If you’re shaking your head in agreement with this obvious point, then the question is: tell me again why you’re a generalist?
He later added a coda suggesting the idea of specializing in being a generalist, but sticks to his guns that “My point is that you never call on these people [generalists] when there’s a better specialist available.”
As somebody who has branded himself as an unrepentant generalist, I have to respond from my admittedly biased viewpoint.
I actually agree to some extent with Godin’s point. As The Only Sustainable Edge points out, specialization drives greater achievement in a given field, as monomaniacs achieve a level of focus that dabblers can not. Specialization also implies that only those who are truly passionate about a field will commit to the field and become the best in the world at what they do.
I think the flaw in Godin’s argument is revealed in his second paragraph: “If I need an animator, I can find the world’s best animator.” Here’s the subtle point: how do you know that you need an animator? That seems like a trivial question, but it gets to the heart of why generalists matter. Once you have defined the problem, and scoped it, and figured out exactly what skill set you need to solve your problem, then of course you’d hire the best person you can find with that skill set.
Specialists only know how to attack problems in one way – that’s part of specializing. To be the best at what they do, they have to ignore other ways of approaching the world and shut out other perspectives. A specialist is the proverbial hammer treating every problem as a nail.
So when you have a problem, how do you determine which specialist to use?

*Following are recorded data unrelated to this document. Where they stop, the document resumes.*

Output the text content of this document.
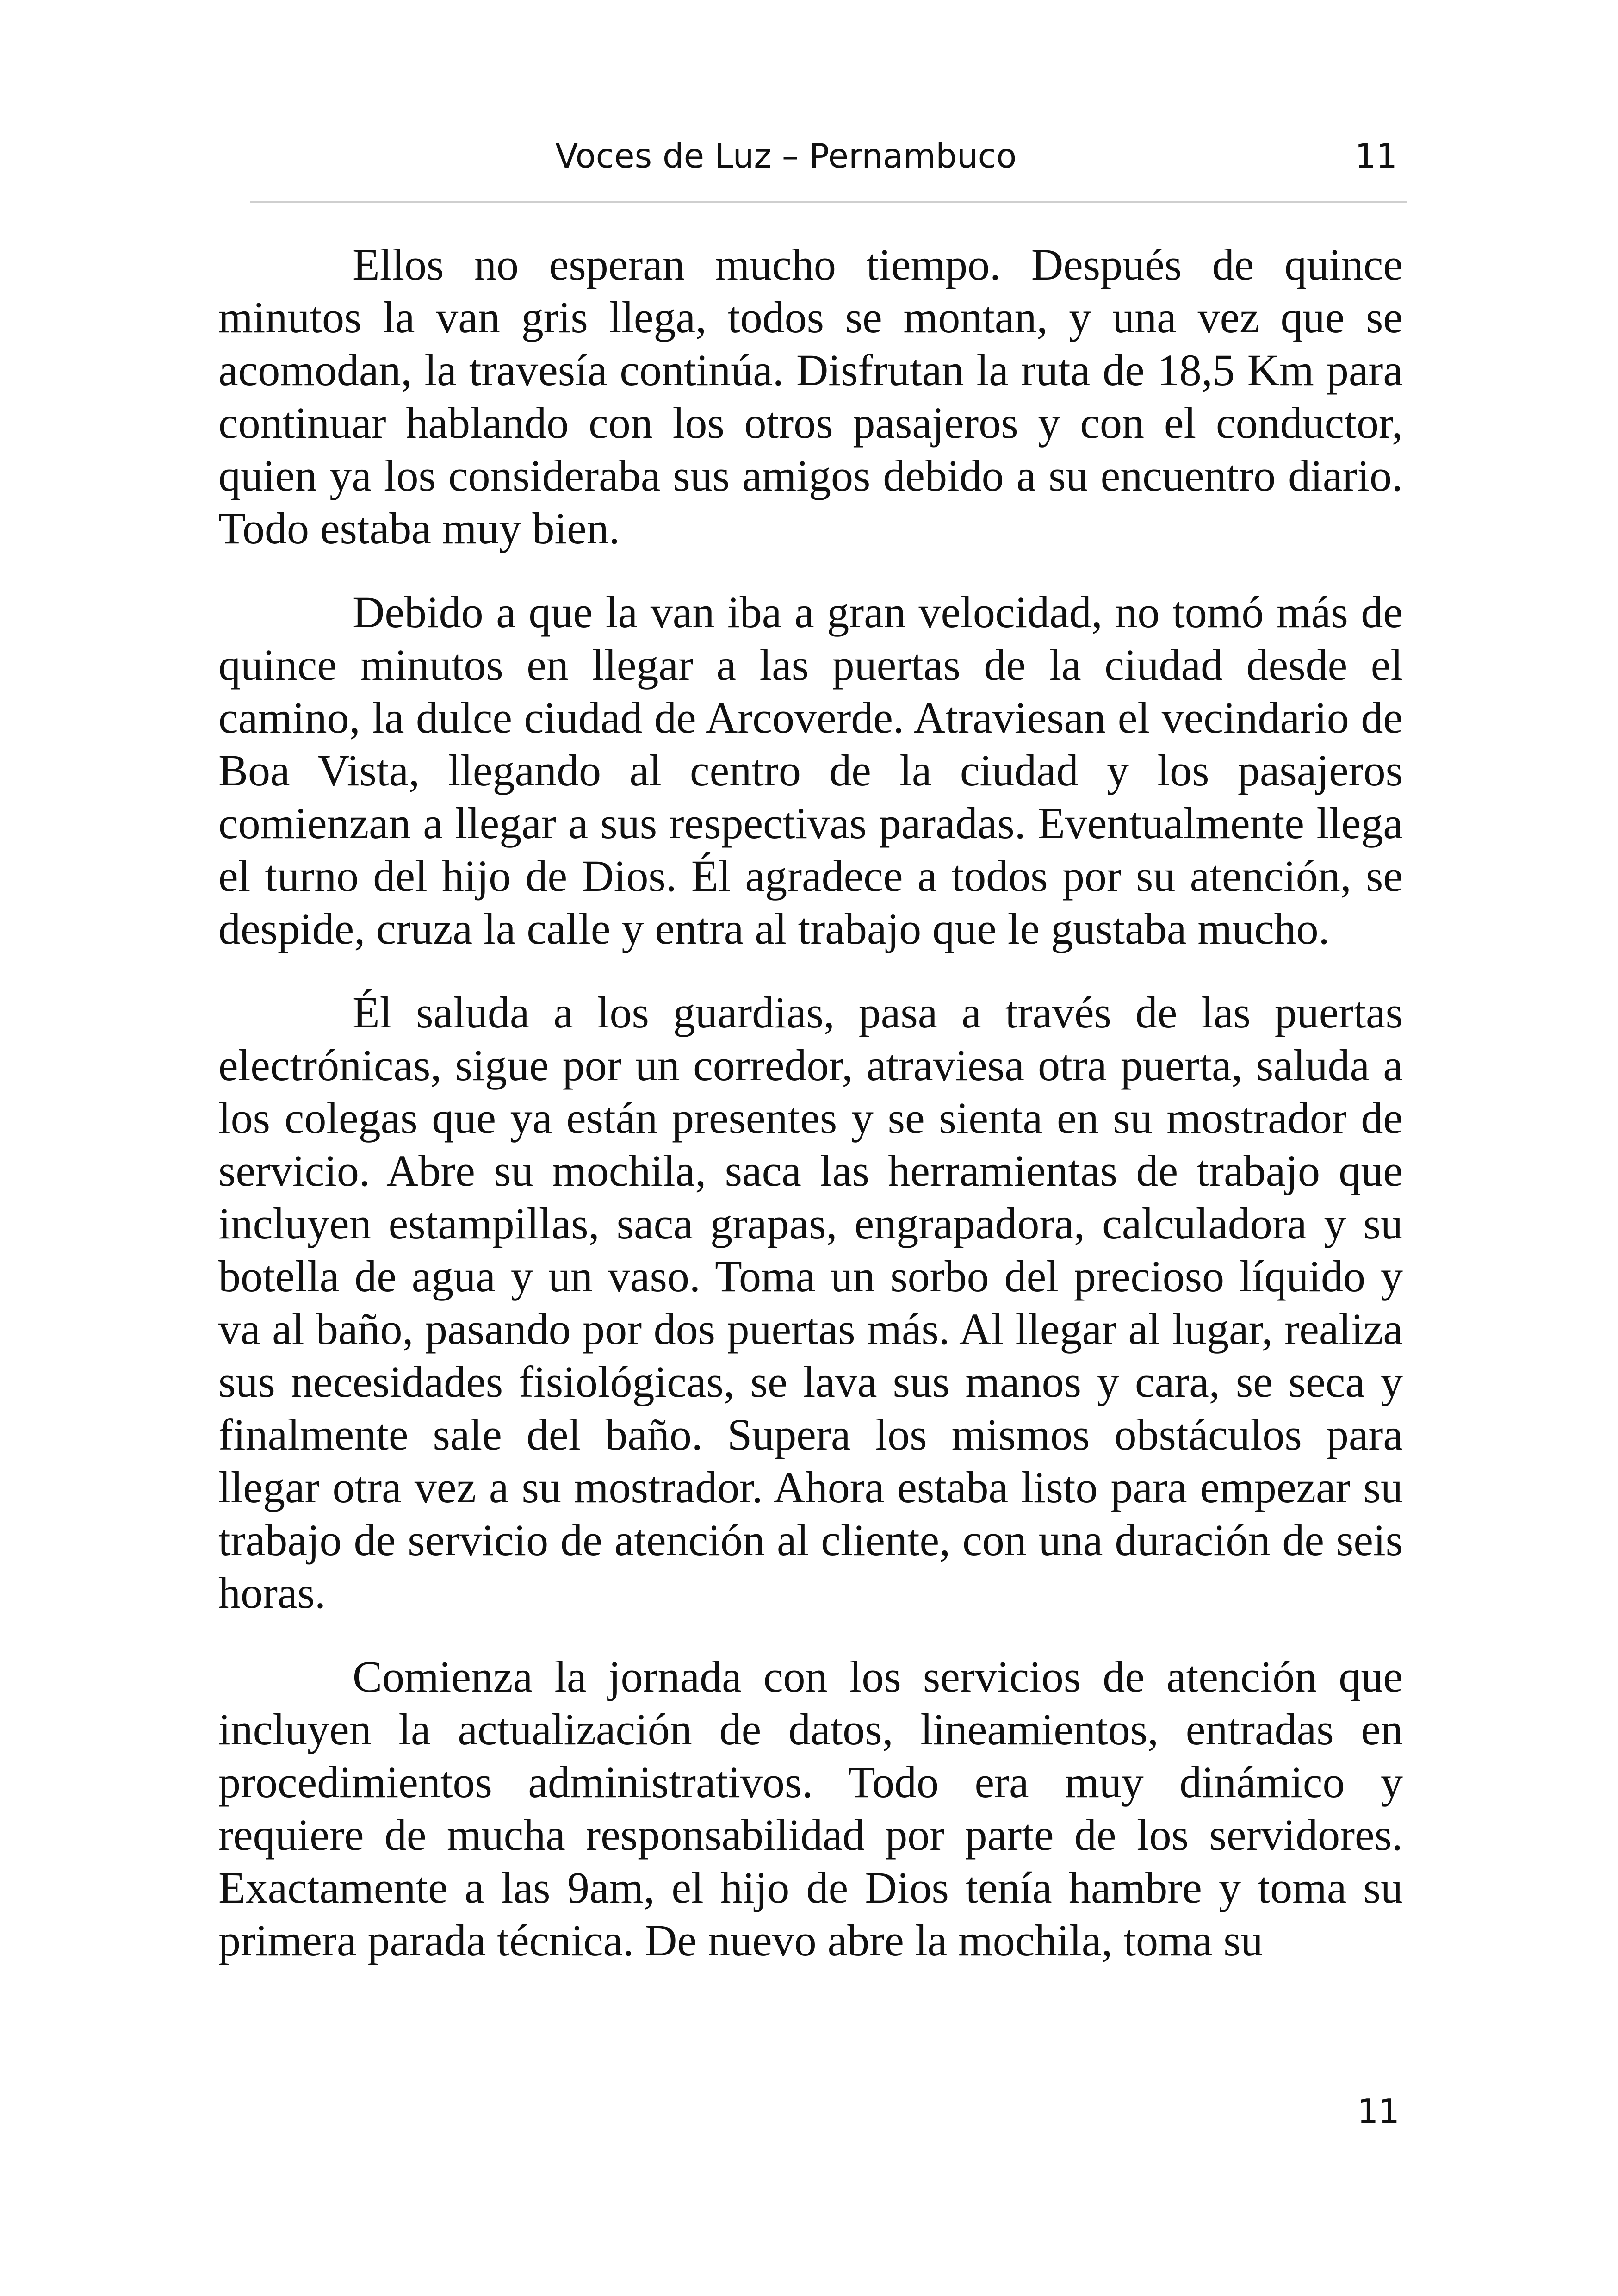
Voces de Luz – Pernambuco	11

Ellos no esperan mucho tiempo. Después de quince minutos la van gris llega, todos se montan, y una vez que se acomodan, la travesía continúa. Disfrutan la ruta de 18,5 Km para continuar hablando con los otros pasajeros y con el conductor, quien ya los consideraba sus amigos debido a su encuentro diario. Todo estaba muy bien.

Debido a que la van iba a gran velocidad, no tomó más de quince minutos en llegar a las puertas de la ciudad desde el camino, la dulce ciudad de Arcoverde. Atraviesan el vecindario de Boa Vista, llegando al centro de la ciudad y los pasajeros comienzan a llegar a sus respectivas paradas. Eventualmente llega el turno del hijo de Dios. Él agradece a todos por su atención, se despide, cruza la calle y entra al trabajo que le gustaba mucho.

Él saluda a los guardias, pasa a través de las puertas electrónicas, sigue por un corredor, atraviesa otra puerta, saluda a los colegas que ya están presentes y se sienta en su mostrador de servicio. Abre su mochila, saca las herramientas de trabajo que incluyen estampillas, saca grapas, engrapadora, calculadora y su botella de agua y un vaso. Toma un sorbo del precioso líquido y va al baño, pasando por dos puertas más. Al llegar al lugar, realiza sus necesidades fisiológicas, se lava sus manos y cara, se seca y finalmente sale del baño. Supera los mismos obstáculos para llegar otra vez a su mostrador. Ahora estaba listo para empezar su trabajo de servicio de atención al cliente, con una duración de seis horas.

Comienza la jornada con los servicios de atención que incluyen la actualización de datos, lineamientos, entradas en procedimientos administrativos. Todo era muy dinámico y requiere de mucha responsabilidad por parte de los servidores. Exactamente a las 9am, el hijo de Dios tenía hambre y toma su primera parada técnica. De nuevo abre la mochila, toma su

11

Each specialist will tell you their skill set is the right one to solve the problem, because if they didn’t believe in the power of their specialization, they wouldn’t be a specialist. You need a generalist, somebody who can evaluate the problem from multiple perspectives. and who can ensure that the specialists picked will fix the real problem rather than a symptom.
The other absolutely vital role for generalists is in communication. Specialists see the world from their perspective, so for them to communicate with other specialists requires a generalist who knows enough of each specialization and its jargon to be able to translate between the worlds. This is a role that I have been very successful in filling at all of my different companies, especially on the interdisciplinary team of CellKey, where we had physicists, biologists, engineers and software developers all working together on the same product. Without a generalist, you have specialists talking past each other, and their effort is wasted because you can’t get them all working together and speaking the same language.
Maybe this is what Godin meant when he suggested one could specialize as a generalist, but I think that his post overestimates the value of skill alone, and underestimates the social difficulties of selecting and aligning specialists. The problems of language alignment and of picking the right team of specialists are where generalists provide value in a way that specialists can’t, precisely because they’re specialists.